In order to get a broader sense of the size of the chasm between rich and poor in the U.S., Collins and Hoxie place the net worth of the top one percent and the bottom one percent side by side.
"All combined, households in the bottom one percent have a combined negative net worth of $196 billion," the report finds. "For comparison, the top one percent, a category holding the exact same number of people, have positive $33.4 trillion in combined net worth."
Even mainstream institutions like the International Monetary Fund have acknowledged that such vast disparities of wealth and income are not sustainable, politically or economically. But as Billionaire Bonanza notes, the Trump administration—with the help of the GOP-controlled Congress—appears bent on making these disparities worse by slashing taxes for the wealthy while gutting programs that primarily benefit low-income and middle class Americans.
So the first priority, Collins and Hoxie note, is to "reject tax and other federal policies that will add oil to the inequality fire."

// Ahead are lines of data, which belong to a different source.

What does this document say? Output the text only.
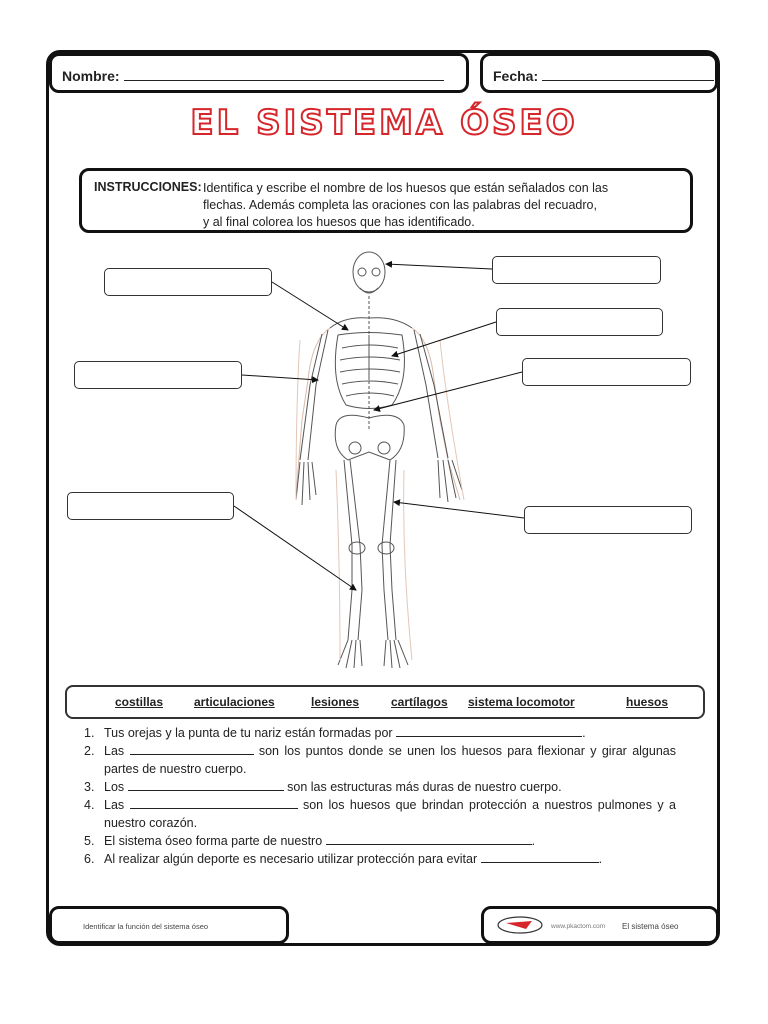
Nombre:	Fecha:
EL SISTEMA ÓSEO
INSTRUCCIONES: Identifica y escribe el nombre de los huesos que están señalados con las
flechas. Además completa las oraciones con las palabras del recuadro,
y al final colorea los huesos que has identificado.
costillas	articulaciones	lesiones	cartílagos sistema locomotor	huesos
1. Tus orejas y la punta de tu nariz están formadas por	.
2. Las	son los puntos donde se unen los huesos para flexionar y girar algunas partes de nuestro cuerpo.
3. Los	son las estructuras más duras de nuestro cuerpo.
4. Las	son los huesos que brindan protección a nuestros pulmones y a nuestro corazón.
5. El sistema óseo forma parte de nuestro	.
6. Al realizar algún deporte es necesario utilizar protección para evitar	.
Identificar la función del sistema óseo	www.pkactom.com El sistema óseo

In terms of going on the offensive once the "do no harm" principle is observed, the report makes several suggestions, including:
- Enacting higher marginal tax rates on individuals earning above $250,000 and $1 million;
- "Addressing the problem of hidden wealth," which often leads to an underestimation of the level of wealth inequality;
- Instituting a tax on Wall Street financial transactions, which could bring in an estimated $350 billion in federal revenue over a decade;
- Eliminate the carried interest loophole, which allows hedge fund managers to "reclassify wage income as capital income" and pay less in taxes as a result; and
- Bolstering, rather than eliminating, the estate tax, which only affects a tiny number families.

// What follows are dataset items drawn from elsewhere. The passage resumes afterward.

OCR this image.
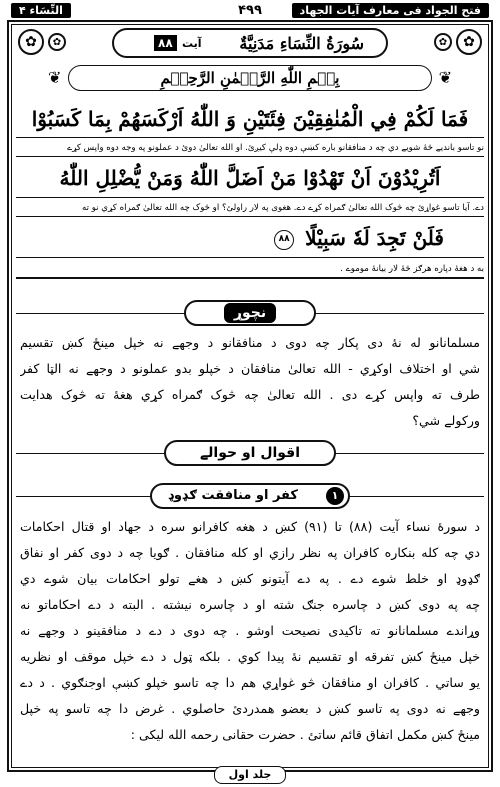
فتح الجواد فی معارف آیات الجهاد
۴۹۹
النِّسَاء ۴
✿	✿	✿
✿
سُورَةُ النِّسَاءِ مَدَنِيَّةٌ
آیت
۸۸
❦	بِسۡمِ اللّٰهِ الرَّحۡمٰنِ الرَّحِيۡمِ	❦
فَمَا لَكُمْ فِي الْمُنٰفِقِيْنَ فِئَتَيْنِ وَ اللّٰهُ اَرْكَسَهُمْ بِمَا كَسَبُوْا
نو تاسو بانديے څۀ شويے دي چه د منافقانو باره کښې دوه ډلې کيږئ. او الله تعالیٰ دوئ د عملونو په وجه دوه واپس کړے
اَتُرِيْدُوْنَ اَنْ تَهْدُوْا مَنْ اَضَلَّ اللّٰهُ وَمَنْ يُّضْلِلِ اللّٰهُ
دے. آيا تاسو غواړئ چه څوک الله تعالیٰ ګمراه کړے دے. هغوی په لار راولئ؟ او څوک چه الله تعالیٰ ګمراه کړي نو ته
فَلَنْ تَجِدَ لَهٗ سَبِيْلًا ۸۸
به د هغۀ دپاره هرګز څۀ لار بيانۀ موموے .
نچوړ
مسلمانانو له نۀ دی پکار چه دوی د منافقانو د وجهے نه خپل مينځ کښ تقسيم
شي او اختلاف اوکړي - الله تعالیٰ منافقان د خپلو بدو عملونو د وجهے نه الټا کفر
طرف ته واپس کړے دی . الله تعالیٰ چه څوک ګمراه کړي هغۀ ته څوک هدايت
ورکولے شي؟
اقوال او حوالے
۱
کفر او منافقت ګډوډ
د سورۀ نساء آيت (۸۸) تا (۹۱) کښ د هغه کافرانو سره د جهاد او قتال احکامات
دي چه کله بنکاره کافران په نظر رازي او کله منافقان . ګويا چه د دوی کفر او نفاق
ګډوډ او خلط شوے دے . په دے آيتونو کښ د هغے تولو احکامات بيان شوے دي
چه په دوی کښ د چاسره جنګ شته او د چاسره نيشته . البته د دے احکاماتو نه
وړاندے مسلمانانو ته تاکيدی نصيحت اوشو . چه دوی د دے د منافقينو د وجهے نه
خپل مينځ کښ تفرقه او تقسيم نۀ پيدا کوي . بلکه ټول د دے خپل موقف او نظريه
يو ساتي . کافران او منافقان څو غواړي هم دا چه تاسو خپلو کښې اوجنګوي . د دے
وجهے نه دوی په تاسو کښ د بعضو همدردئ حاصلوي . غرض دا چه تاسو په خپل
مينځ کښ مکمل اتفاق قائم ساتئ . حضرت حقانی رحمه الله ليکی :
جلد اول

As "the elite ranks of our billionaire class continue to pull apart from the rest of us," the report notes, many Americans—including students saddled with loan debt, workers suffering from stagnant wages, and families who have seen "their wealth and savings evaporate"—are revolting against the system that allowed the richest to accumulate such wealth at the expense of so many.
"A century ago, a similar anti-inequality upsurge took on America's vastly unequal distribution of income and wealth and, over the course of little more than a generation, fashioned a much more equal America," Collins and Hoxie conclude. "We can do the same."